Anti-Dumping Duty Calculator — ADD & CVD from China

Use our anti-dumping duty calculator to calculate anti-dumping (ADD) and countervailing duty (CVD) on imports from China. Covers steel, aluminum, solar panels, tires, and more.

Updated: 2026-04-13
Planning Reference
Rates Last Reviewed April 2026
Reference Basis

Based on published HTS, CBP, USTR, and other official tariff guidance in effect at the last review date.

Planning Note

Use this for planning. Final duty liability depends on HTS classification, origin, exclusions, non-stacking rules, and customs review.

Secondary opportunity

anti-dumping duty calculator
Medium SERP difficulty

Calculator
Total FOB value of the shipment. ADD is assessed on FOB value.
Your normal Column 1 General duty rate.
ADD rate for your product/country combination. Find at commerce.gov.
CVD rate if a CVD order also applies. Often 0 if only ADD applies.

How Anti-Dumping Duties Work in Practice

Anti-dumping duties are among the most complex and highest-risk tariffs for importers. Unlike standard duties (a fixed % on CIF value), ADD rates are company-specific, can be retroactively adjusted, and are layered on top of all other duties.

The AD Rate Structure

Rate Type When Applied Who Gets It
Company-specific rate Manufacturer was individually reviewed Best outcome — lowest rate
All-Others rate Manufacturer not individually reviewed Middle tier
China-wide rate Manufacturer unknown or non-compliant Highest rate — often 100–500%+
Preliminary rate During investigation, before final order Applied at entry, adjusted later

The China-wide entity rate is the most dangerous — it applies when your manufacturer cannot prove their factory was separately investigated, and it can be hundreds of percent.

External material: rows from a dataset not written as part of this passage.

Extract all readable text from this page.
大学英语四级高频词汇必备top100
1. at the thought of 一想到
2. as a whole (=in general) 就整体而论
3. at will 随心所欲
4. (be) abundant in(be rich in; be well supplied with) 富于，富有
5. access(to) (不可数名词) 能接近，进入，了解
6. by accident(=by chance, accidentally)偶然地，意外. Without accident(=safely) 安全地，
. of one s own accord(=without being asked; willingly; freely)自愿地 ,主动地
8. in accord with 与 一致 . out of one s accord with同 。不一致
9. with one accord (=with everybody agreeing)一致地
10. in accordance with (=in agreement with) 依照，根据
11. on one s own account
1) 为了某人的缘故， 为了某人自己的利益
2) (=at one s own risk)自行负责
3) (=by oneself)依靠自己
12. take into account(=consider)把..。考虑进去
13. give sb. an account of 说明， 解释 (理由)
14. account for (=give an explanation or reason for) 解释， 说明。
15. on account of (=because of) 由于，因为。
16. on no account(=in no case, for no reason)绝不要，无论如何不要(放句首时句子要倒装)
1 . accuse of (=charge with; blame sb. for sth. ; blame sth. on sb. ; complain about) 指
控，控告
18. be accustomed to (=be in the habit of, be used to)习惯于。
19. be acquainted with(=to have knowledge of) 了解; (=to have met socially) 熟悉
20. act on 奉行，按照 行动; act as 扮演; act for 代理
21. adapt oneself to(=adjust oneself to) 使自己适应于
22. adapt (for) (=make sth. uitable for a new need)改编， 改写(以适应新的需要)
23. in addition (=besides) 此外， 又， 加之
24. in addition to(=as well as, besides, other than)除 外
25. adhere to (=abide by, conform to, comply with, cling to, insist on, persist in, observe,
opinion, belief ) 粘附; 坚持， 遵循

Worked Example: Solar Panels from China (AD+CVD Order)

Item Calculation Amount
FOB Price $200/panel × 100 panels $20,000
Sea Freight $1,500
Insurance $20,000 × 0.5% $100
CIF Value $21,600
Standard HTS Duty $21,600 × 0% $0
Section 301 $20,000 × 50% (solar panels) $10,000
IEEPA $20,000 × 20% $4,000
Anti-Dumping Deposit $21,600 × 19.5% (Company A rate) $4,212
CVD Deposit $21,600 × 15.24% $3,292
MPF + HMF $47
Broker + Delivery $600
Total Duties + Fees $22,151
Total Landed $43,751
Effective tariff rate On FOB value ~119%

Solar panels are an extreme case. Most products with AD orders have 10–60% effective rates.

Major US AD Orders on Chinese Goods (Active 2026)

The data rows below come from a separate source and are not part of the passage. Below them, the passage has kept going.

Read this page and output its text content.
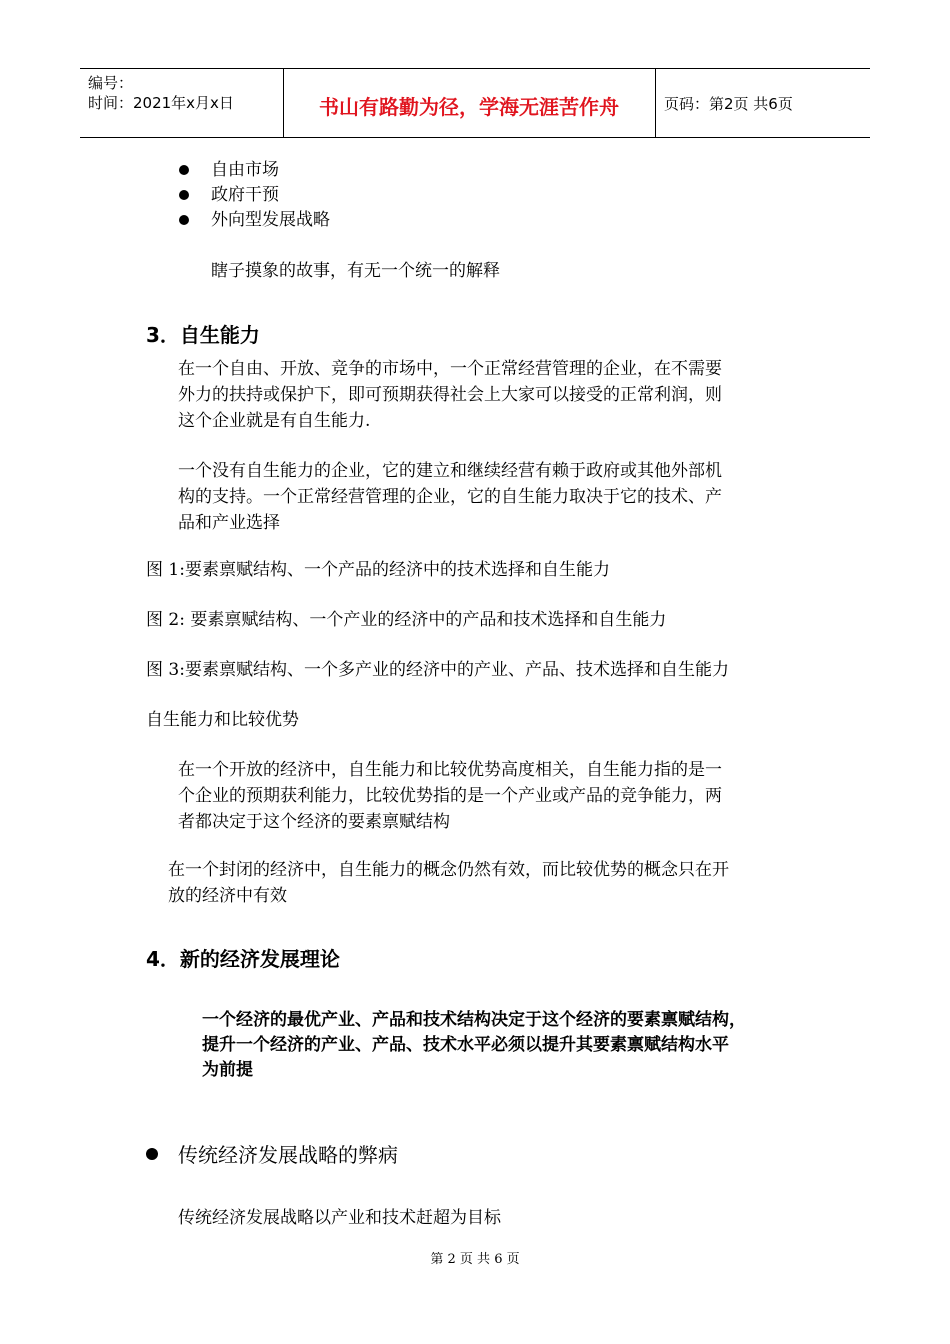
编号：
时间：2021年x月x日	书山有路勤为径，学海无涯苦作舟	页码：第2页 共6页
自由市场
政府干预
外向型发展战略
瞎子摸象的故事，有无一个统一的解释
3．自生能力
在一个自由、开放、竞争的市场中，一个正常经营管理的企业，在不需要
外力的扶持或保护下，即可预期获得社会上大家可以接受的正常利润，则
这个企业就是有自生能力.
一个没有自生能力的企业，它的建立和继续经营有赖于政府或其他外部机
构的支持。一个正常经营管理的企业，它的自生能力取决于它的技术、产
品和产业选择
图 1:要素禀赋结构、一个产品的经济中的技术选择和自生能力
图 2: 要素禀赋结构、一个产业的经济中的产品和技术选择和自生能力
图 3:要素禀赋结构、一个多产业的经济中的产业、产品、技术选择和自生能力
自生能力和比较优势
在一个开放的经济中，自生能力和比较优势高度相关，自生能力指的是一
个企业的预期获利能力，比较优势指的是一个产业或产品的竞争能力，两
者都决定于这个经济的要素禀赋结构
在一个封闭的经济中，自生能力的概念仍然有效，而比较优势的概念只在开
放的经济中有效
4．新的经济发展理论
一个经济的最优产业、产品和技术结构决定于这个经济的要素禀赋结构，
提升一个经济的产业、产品、技术水平必须以提升其要素禀赋结构水平
为前提
传统经济发展战略的弊病
传统经济发展战略以产业和技术赶超为目标
第 2 页 共 6 页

Product AD Rate Range CVD Rate
Steel wire rod 145–806% Additional
Steel nails 118–186%
Aluminum extrusions 32–374% 10–374%
Wooden bedroom furniture 6.65–216%
Ceramic tile 0–337%
Solar cells/panels 19.5–249% 11–291%
Certain cold-rolled steel 70–209% Additional
Crystalline silicon PV Various Various

How to Check if Your Product Has an AD Order

  1. Go to usitc.gov/trade_remedy — search USITC AD/CVD database by HTS code
  2. Check CBP ADCVD search at cbp.gov — search active orders
  3. Read the scope language carefully — it defines exactly which products are covered
  4. If your product is similar: request a scope ruling from Department of Commerce
  5. Ask your customs broker — experienced brokers know active orders in their specialty areas

Protecting Yourself from AD Risk

  • Verify manufacturer status before importing — request their company-specific AD rate from USITC
  • Post the correct deposit rate — underdepositing creates retroactive liability
  • Monitor annual reviews — AD rates change annually; subscribe to DoC CORE (the AD/CVD monitoring system)
  • Consider AD exclusions if available for your product
  • Budget for retroactive assessment — actual rates are set 1–2 years after entry

Tips for China Importers

  1. Look up your HS code first. Your HTS/HS code determines your duty rate. Use hts.usitc.gov (US), trade.gov.uk/tariff (UK), or cbsa-asfc.gc.ca (Canada) — not your supplier's guess.
  2. Check for Section 301 exemptions. Some products have granted exclusions at ustr.gov. These can eliminate the additional 7.5–25% tariff entirely. Verify before every order.
  3. First Sale Valuation can lower your duty base. If buying through a trading company, CBP may allow you to declare the factory price (not the middleman price) as the dutiable value — ask your customs broker.
  4. Get a Binding Ruling for anything uncertain. CBP can issue a written classification ruling at no charge through its binding-ruling process. It can help when your product classification is unclear.
  5. Keep import records for 5 years. CBP can audit any entry up to 5 years post-import. Store your commercial invoices, packing lists, and entry summaries.